"Eine kurze Geschichte der Gegenwart" Geschichtswerk für das 21. Jahrhundert

Der Historiker Andreas Rödder hat ein bemerkenswertes Buch über die Umwälzungen der jüngsten Zeit geschrieben.

Selten gibt es eine Neuerscheinung, die der Rezensent nahezu uneingeschränkt lobt. Andreas Rödder gelingt dies mit seiner Betrachtung "21.0. Eine kurze Geschichte der Gegenwart". Gerade nach den Anschlägen von Paris sollte darauf zugegriffen werden. Denn es sieht so aus, als würden uns die Probleme der Gegenwart in Zukunft verstärkt beschäftigen.

Der Mainzer Geschichtsprofessor ist einem größeren Leserkreis spätestens seit seiner gelungenen Geschichte der Wiedervereinigung bekannt, die 2009 erschien. Jetzt hat er sich darangemacht, "einen Crashkurs durch die Grundprobleme unserer Zeit" und "die aktuellen Lösungsstrategien mit ihren erkennbaren Vor- und Nachteilen" zu geben. Dieser Überblick ist breit und tief angelegt und bietet so zahlreiche Anregungen für eigenes, weiterführendes Denken.

Das Buch gliedert sich in acht Kapitel und "resümierende Überlegungen". Besonders interessant dürfte das erste Kapitel sein, das sich mit den Anfängen und der internationalen Entwicklung der digitalen Revolution beschäftigt und so Erklärungen über unsere heutigen Lebensumstände gibt. Dies gilt auch für die Kapitel III, IV, V und VI, die sich mit den Entwicklungen seit Beginn der zweiten Globalisierung Mitte der 70er Jahre beschäftigen.

Von besonderem Interesse sind aber die Kapitel, die sich mit der globalen Wirtschaft (Kap. II), mit Europa (Kap. VII) und mit "Weltpolitik und Weltgesellschaft seit 1990" beschäftigen: Wer wissen will, wie die Welt heute im Kern funktioniert und von welchen Bedingungen dies abhängig ist, darf an diesen Kapiteln nicht vorbeigehen. Denn spätestens jetzt dürfte auch in Europa die Erkenntnis Platz greifen, dass es mit Fukuyamas schöner These vom "Ende der Geschichte" von 1990 endgültig vorbei ist. Oder, um es mit den Worten Rödders zu sagen: "Das 'alte Europa' hatte die besonderen Erfahrungen der europäischen Integration auch auf die Wahrnehmung der Lage jenseits der eigenen Grenzen übertragen. Die Realität aber war komplexer, als es die Hoffnung auf eine weltweite demokratisch-prowestliche Konvergenz wahrhaben wollte." Er belegt dies nicht nur mit vielen Beispielen, er beschäftigt sich auch grundsätzlich damit. Und das macht diese Kapitel so zentral!

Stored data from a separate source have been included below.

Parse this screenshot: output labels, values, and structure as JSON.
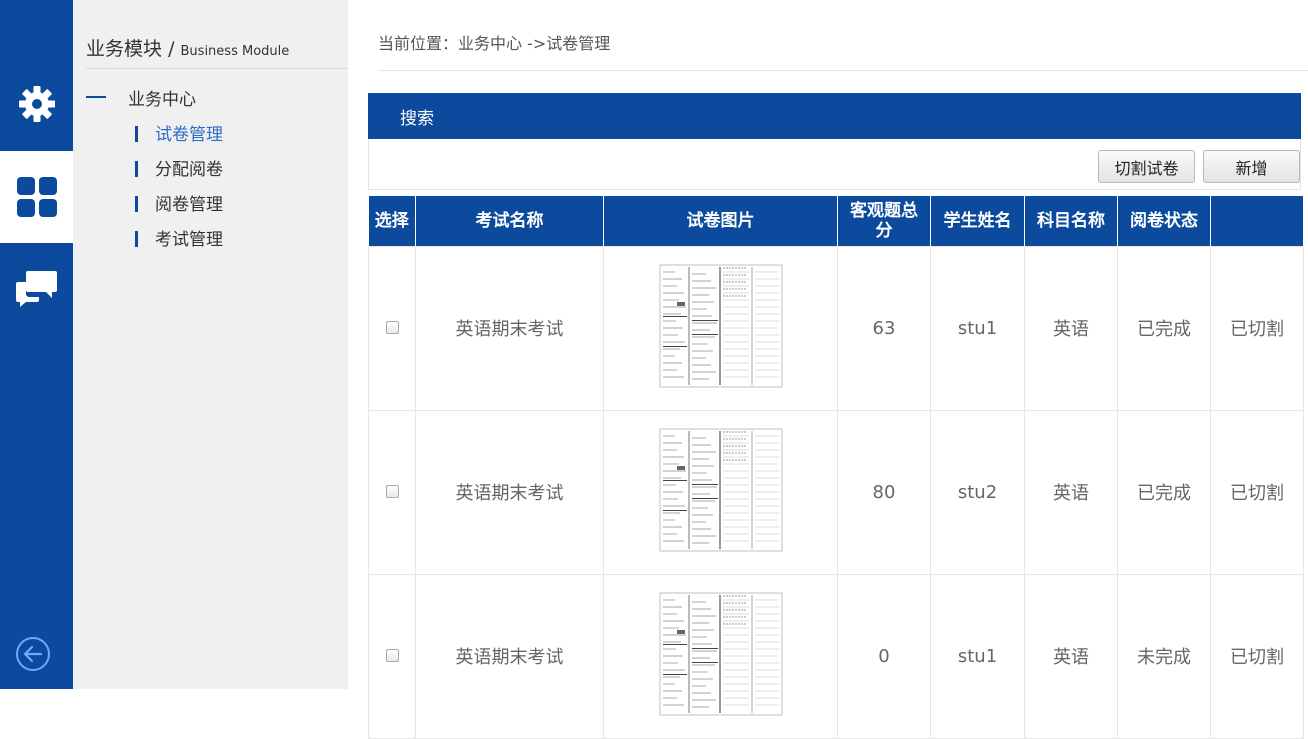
{
  "rail": {
    "items": [
      {
        "name": "settings",
        "icon": "gear-icon"
      },
      {
        "name": "modules",
        "icon": "grid-icon"
      },
      {
        "name": "messages",
        "icon": "chat-icon"
      }
    ],
    "back_icon": "arrow-left-circle-icon"
  },
  "menu": {
    "title": "业务模块",
    "separator": "/",
    "subtitle": "Business Module",
    "group_label": "业务中心",
    "items": [
      {
        "label": "试卷管理",
        "active": true
      },
      {
        "label": "分配阅卷",
        "active": false
      },
      {
        "label": "阅卷管理",
        "active": false
      },
      {
        "label": "考试管理",
        "active": false
      }
    ]
  },
  "breadcrumb": "当前位置：业务中心 ->试卷管理",
  "search": {
    "title": "搜索",
    "buttons": {
      "cut": "切割试卷",
      "add": "新增"
    }
  },
  "table": {
    "headers": [
      "选择",
      "考试名称",
      "试卷图片",
      "客观题总分",
      "学生姓名",
      "科目名称",
      "阅卷状态",
      ""
    ],
    "rows": [
      {
        "exam": "英语期末考试",
        "score": "63",
        "student": "stu1",
        "subject": "英语",
        "status": "已完成",
        "status_color": "#e0161b",
        "cut": "已切割"
      },
      {
        "exam": "英语期末考试",
        "score": "80",
        "student": "stu2",
        "subject": "英语",
        "status": "已完成",
        "status_color": "#e0161b",
        "cut": "已切割"
      },
      {
        "exam": "英语期末考试",
        "score": "0",
        "student": "stu1",
        "subject": "英语",
        "status": "未完成",
        "status_color": "#1b8a1b",
        "cut": "已切割"
      }
    ]
  },
  "colors": {
    "primary": "#0b4a9c",
    "active_link": "#2d6bc8",
    "done": "#e0161b",
    "undone": "#1b8a1b"
  }
}
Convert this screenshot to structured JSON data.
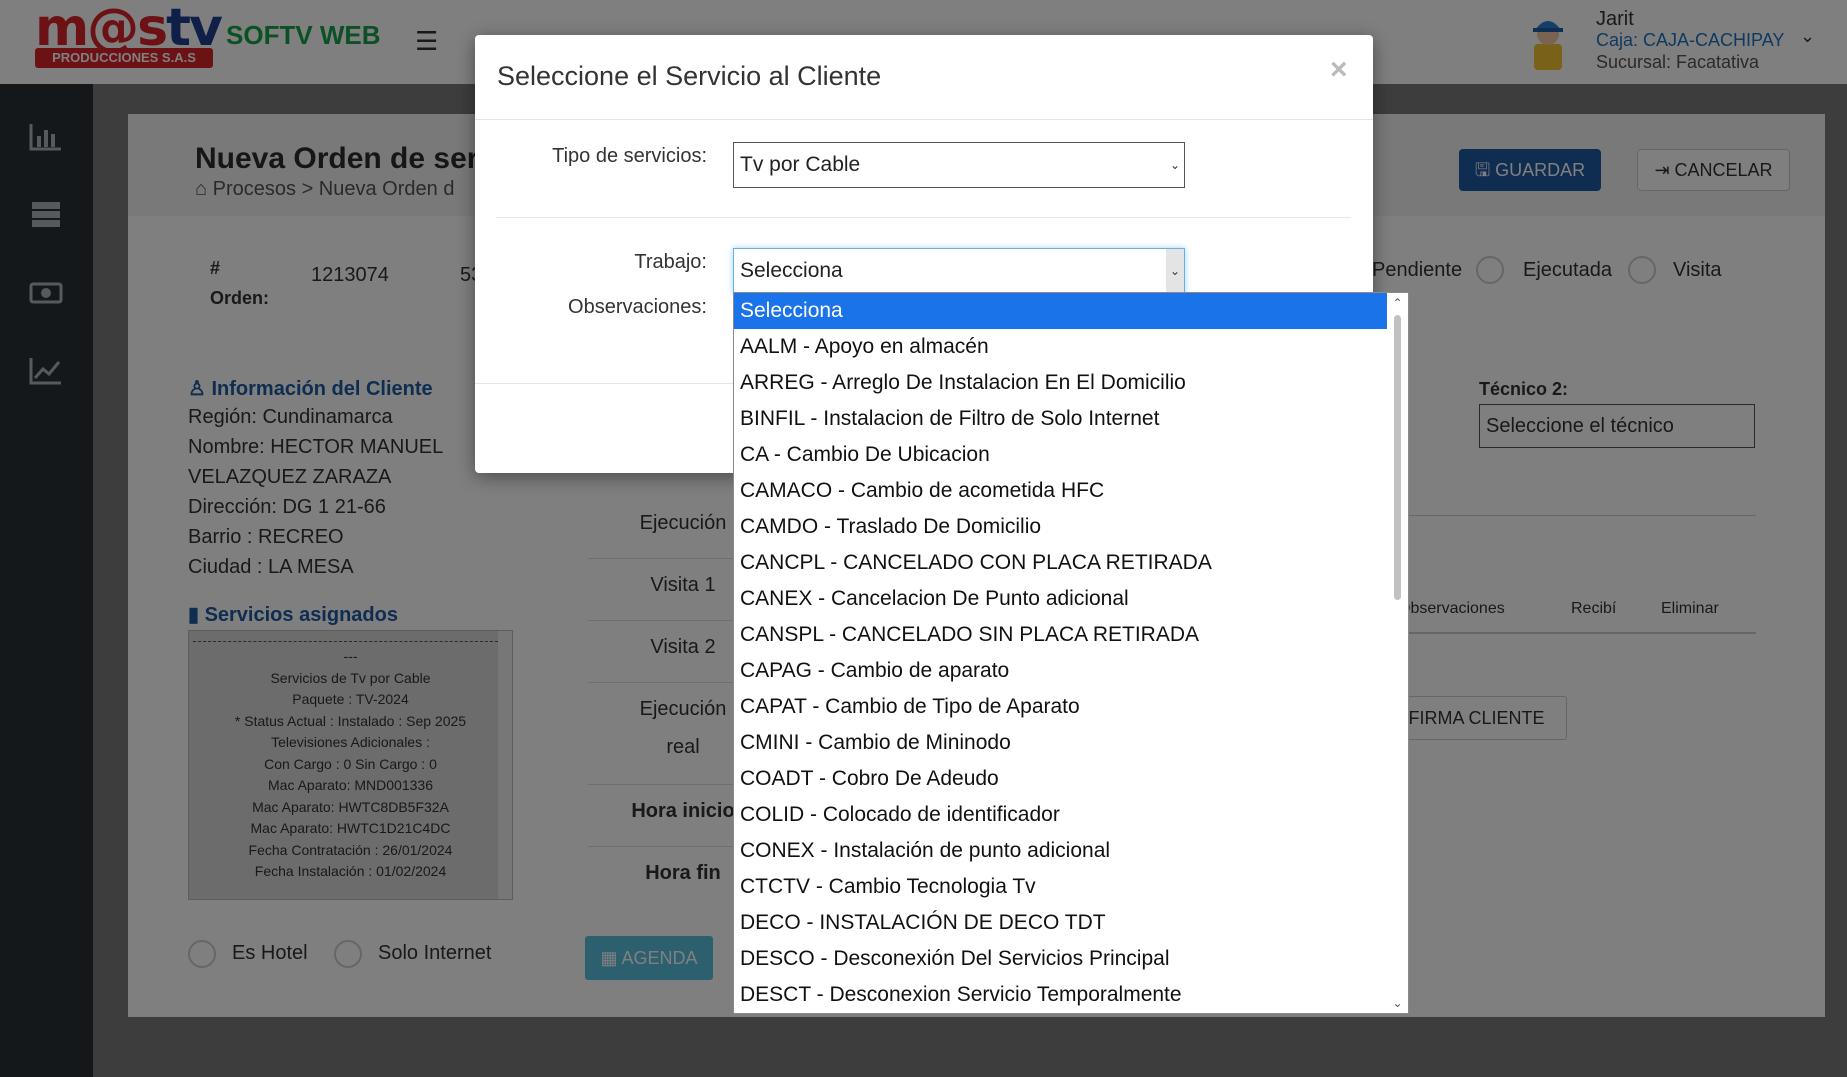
{
  "header": {
    "logo_main_a": "m@s",
    "logo_main_b": "tv",
    "logo_sub": "PRODUCCIONES S.A.S",
    "app_name": "SOFTV WEB",
    "user": {
      "name": "Jarit",
      "caja": "Caja: CAJA-CACHIPAY",
      "sucursal": "Sucursal: Facatativa"
    }
  },
  "sidebar": {
    "icons": [
      "bar-chart-icon",
      "server-icon",
      "money-icon",
      "line-chart-icon"
    ]
  },
  "page": {
    "title": "Nueva Orden de ser",
    "breadcrumb": "Procesos > Nueva Orden d",
    "save_label": "GUARDAR",
    "cancel_label": "CANCELAR",
    "order_hash": "#",
    "order_label": "Orden:",
    "order_number": "1213074",
    "order_partial": "53",
    "status_options": [
      "Pendiente",
      "Ejecutada",
      "Visita"
    ],
    "client_info_title": "Información del Cliente",
    "client_lines": [
      "Región: Cundinamarca",
      "Nombre: HECTOR MANUEL",
      "VELAZQUEZ ZARAZA",
      "Dirección: DG 1 21-66",
      "Barrio : RECREO",
      "Ciudad : LA MESA"
    ],
    "services_title": "Servicios asignados",
    "services_lines": [
      "---",
      "Servicios de Tv por Cable",
      "Paquete : TV-2024",
      "* Status Actual : Instalado : Sep 2025",
      "Televisiones Adicionales :",
      "Con Cargo : 0 Sin Cargo : 0",
      "Mac Aparato: MND001336",
      "Mac Aparato: HWTC8DB5F32A",
      "Mac Aparato: HWTC1D21C4DC",
      "Fecha Contratación : 26/01/2024",
      "Fecha Instalación : 01/02/2024"
    ],
    "checkbox_hotel": "Es Hotel",
    "checkbox_internet": "Solo Internet",
    "schedule_rows": [
      "Ejecución",
      "Visita 1",
      "Visita 2",
      "Ejecución",
      "real",
      "Hora inicio",
      "Hora fin"
    ],
    "agenda_label": "AGENDA",
    "tecnico2_label": "Técnico 2:",
    "tecnico2_value": "Seleccione el técnico",
    "table_headers": [
      "Observaciones",
      "Recibí",
      "Eliminar"
    ],
    "firma_label": "FIRMA CLIENTE"
  },
  "modal": {
    "title": "Seleccione el Servicio al Cliente",
    "close": "×",
    "tipo_label": "Tipo de servicios:",
    "tipo_value": "Tv por Cable",
    "trabajo_label": "Trabajo:",
    "trabajo_value": "Selecciona",
    "obs_label": "Observaciones:"
  },
  "dropdown": {
    "options": [
      "Selecciona",
      "AALM - Apoyo en almacén",
      "ARREG - Arreglo De Instalacion En El Domicilio",
      "BINFIL - Instalacion de Filtro de Solo Internet",
      "CA - Cambio De Ubicacion",
      "CAMACO - Cambio de acometida HFC",
      "CAMDO - Traslado De Domicilio",
      "CANCPL - CANCELADO CON PLACA RETIRADA",
      "CANEX - Cancelacion De Punto adicional",
      "CANSPL - CANCELADO SIN PLACA RETIRADA",
      "CAPAG - Cambio de aparato",
      "CAPAT - Cambio de Tipo de Aparato",
      "CMINI - Cambio de Mininodo",
      "COADT - Cobro De Adeudo",
      "COLID - Colocado de identificador",
      "CONEX - Instalación de punto adicional",
      "CTCTV - Cambio Tecnologia Tv",
      "DECO - INSTALACIÓN DE DECO TDT",
      "DESCO - Desconexión Del Servicios Principal",
      "DESCT - Desconexion Servicio Temporalmente"
    ],
    "selected_index": 0,
    "selected_color": "#1a73e8"
  }
}
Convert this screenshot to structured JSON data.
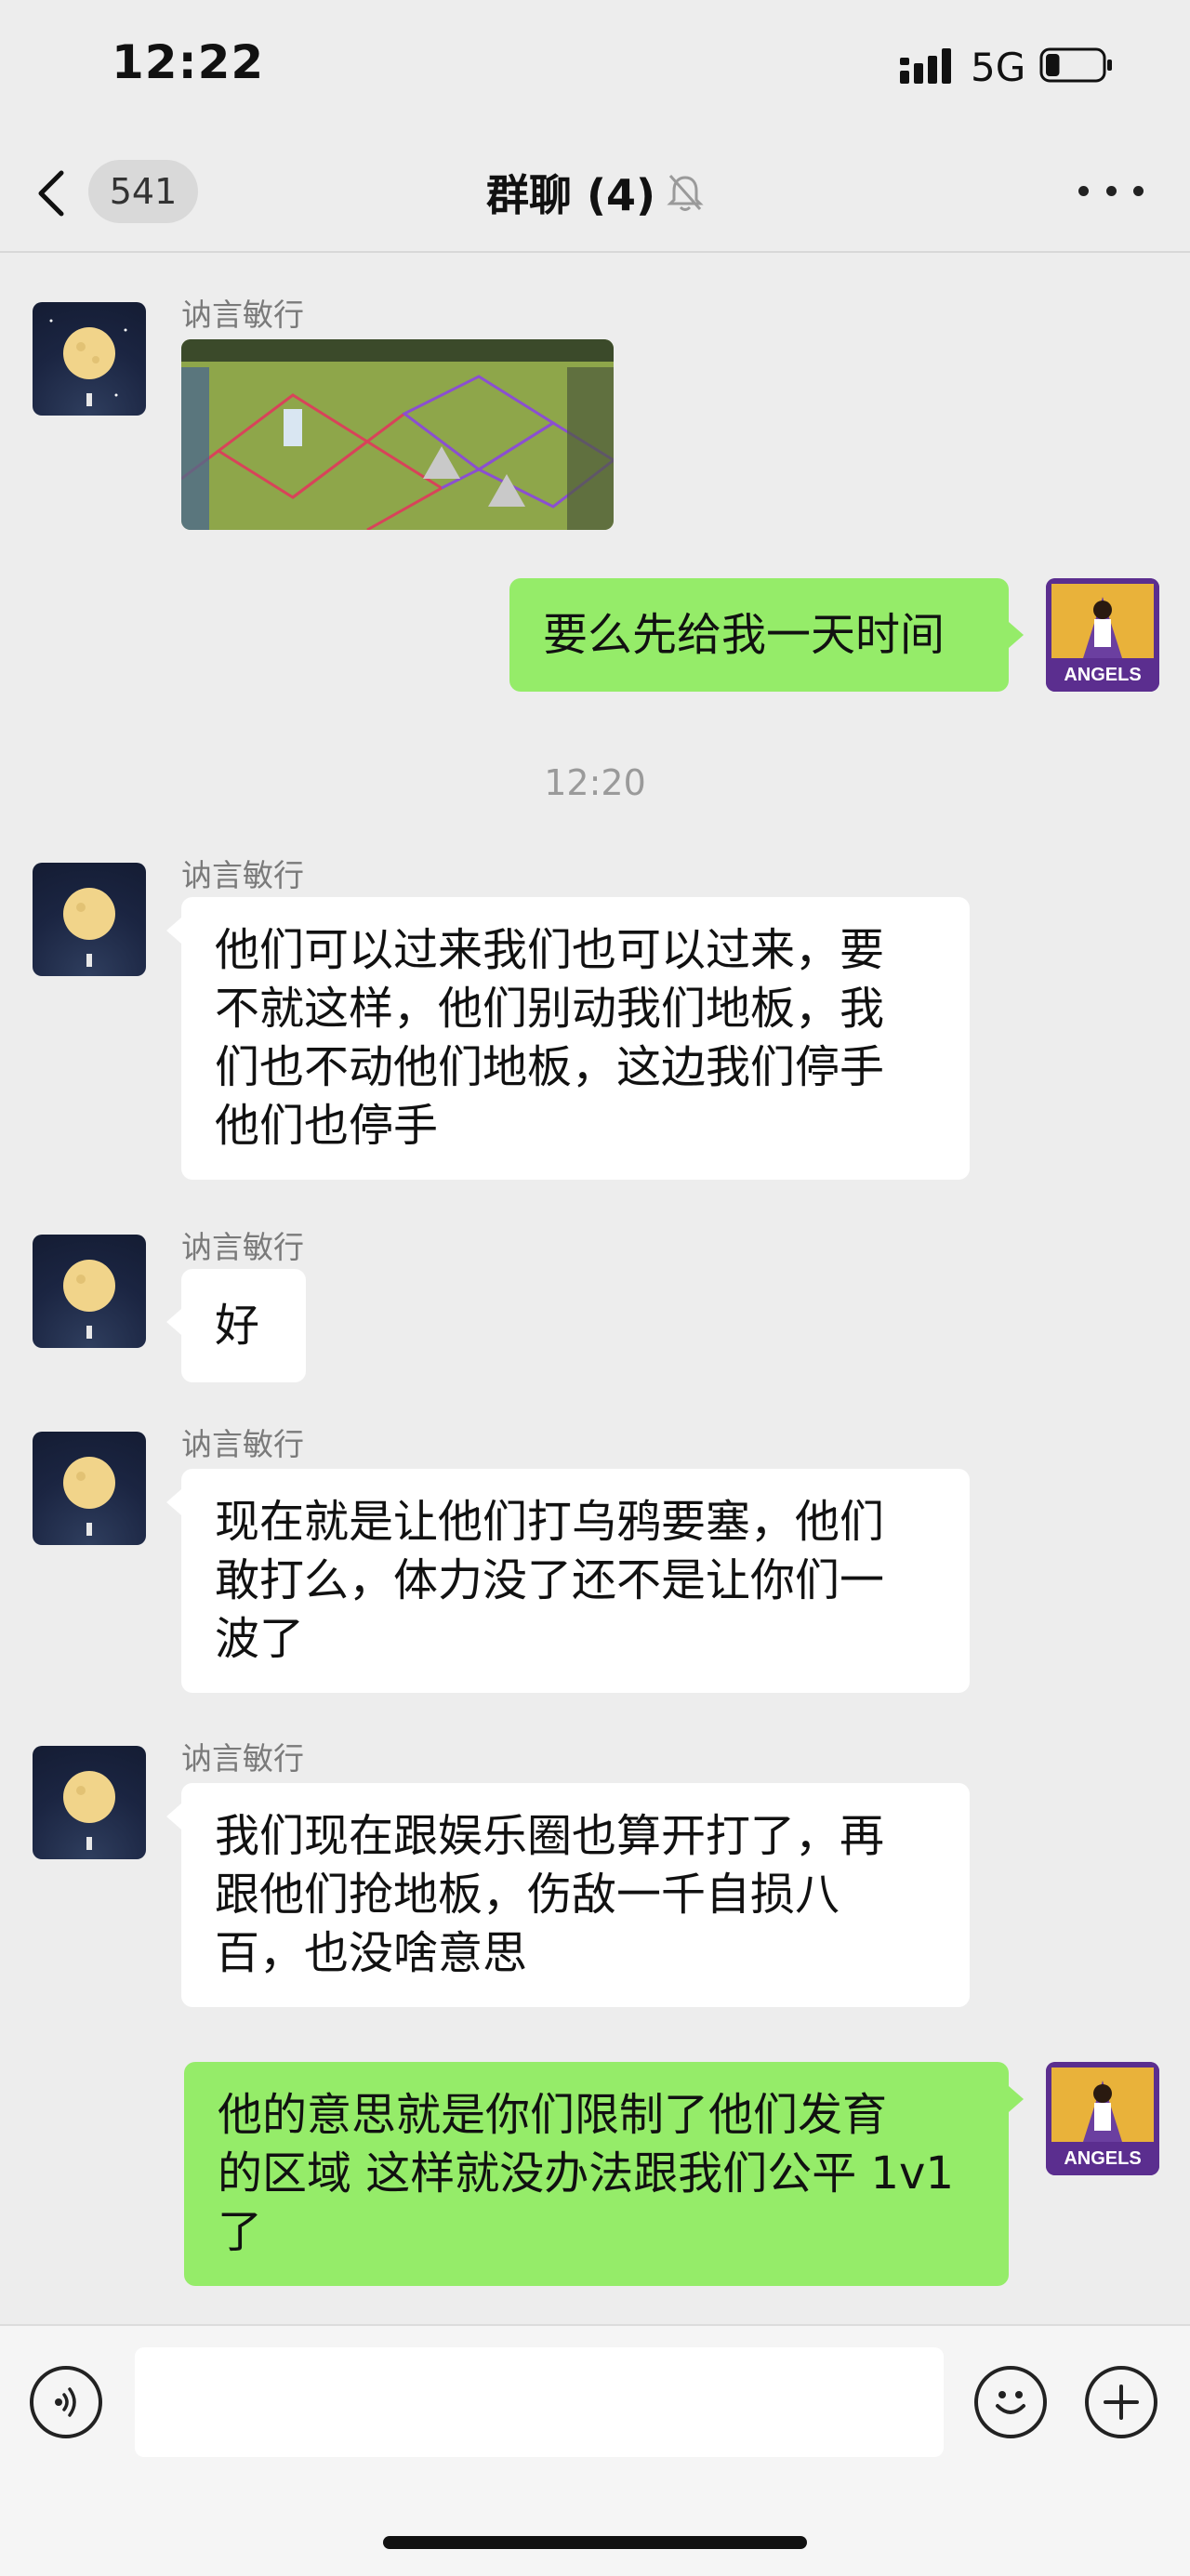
{
  "status_bar": {
    "time": "12:22",
    "network": "5G",
    "battery_level": 0.25
  },
  "header": {
    "unread_count": "541",
    "title": "群聊 (4)",
    "muted_icon": "bell-off-icon",
    "more_icon": "more-dots-icon"
  },
  "messages": [
    {
      "sender": "讷言敏行",
      "type": "image",
      "image_desc_icon": "game-map-screenshot"
    },
    {
      "type": "text-out",
      "text": "要么先给我一天时间"
    },
    {
      "type": "time",
      "text": "12:20"
    },
    {
      "sender": "讷言敏行",
      "type": "text-in",
      "lines": [
        "他们可以过来我们也可以过来，要",
        "不就这样，他们别动我们地板，我",
        "们也不动他们地板，这边我们停手",
        "他们也停手"
      ]
    },
    {
      "sender": "讷言敏行",
      "type": "text-in",
      "lines": [
        "好"
      ]
    },
    {
      "sender": "讷言敏行",
      "type": "text-in",
      "lines": [
        "现在就是让他们打乌鸦要塞，他们",
        "敢打么，体力没了还不是让你们一",
        "波了"
      ]
    },
    {
      "sender": "讷言敏行",
      "type": "text-in",
      "lines": [
        "我们现在跟娱乐圈也算开打了，再",
        "跟他们抢地板，伤敌一千自损八",
        "百，也没啥意思"
      ]
    },
    {
      "type": "text-out",
      "lines": [
        "他的意思就是你们限制了他们发育",
        "的区域 这样就没办法跟我们公平 1v1",
        "了"
      ]
    }
  ],
  "self_avatar": {
    "label": "ANGELS"
  },
  "input_bar": {
    "voice_icon": "voice-icon",
    "emoji_icon": "emoji-icon",
    "plus_icon": "plus-icon",
    "placeholder": ""
  }
}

Im Zentrum steht dabei die grundsätzliche Auseinandersetzung zwischen der realistischen und der idealistischen Weltbetrachtung. Denn für erstere bestimmen Macht und nationale Interessen die Außenpolitik, für letztere internationale Organisationen und die Vorstellung von einer Weltgesellschaft. Allerdings ist die Schlussfolgerung, die Rödder daraus zieht, denn doch überraschend. Für ihn handelt es sich dabei "um eine Glaubensfrage, in die empirische und normative Ebenen ineinanderfließen, was auf beiden Seiten zu Sichtbeschränkungen führt". Dies ist nicht ganz falsch, sagt aber noch lange nichts darüber aus, welche Sichtweise heutzutage adäquater sein dürfte.

Rödder legt sich hier, auch unter Verweis auf die grundsätzliche Offenheit der Geschichte, nicht fest, doch wird deutlich, dass er eher kein Anhänger einer idealisierenden Weltsicht ist. Er kommt zum logischen Schluss: "Was als Kompass hilft, ist Offenheit statt Selbstgewissheit. Das gilt für unvorhergesehene Gefahren, für neue Bedrohungen der Freiheit und für unerwartete Konflikte." Und deshalb sei es das Beste, "wenn sich neue Ideen mit dem Sinn für die Realitäten verbinden". Kann man da widersprechen?

Dieser Duktus zieht sich durch das ganze Buch und macht es im besten Sinne aufklärerisch und ansprechend. Allerdings gibt es auch ein paar Wermutstropfen: Viele unübersetzte Zitate erinnern an das bildungsbürgerliche 19. Jahrhundert, zu viele (überflüssige) Anglizismen ärgern nur, und ob der Titel "21.0" mehr ist als ein Marketinggag, mag der Leser selbst entscheiden. Ansonsten ist es wirklich ein lesenswertes Buch!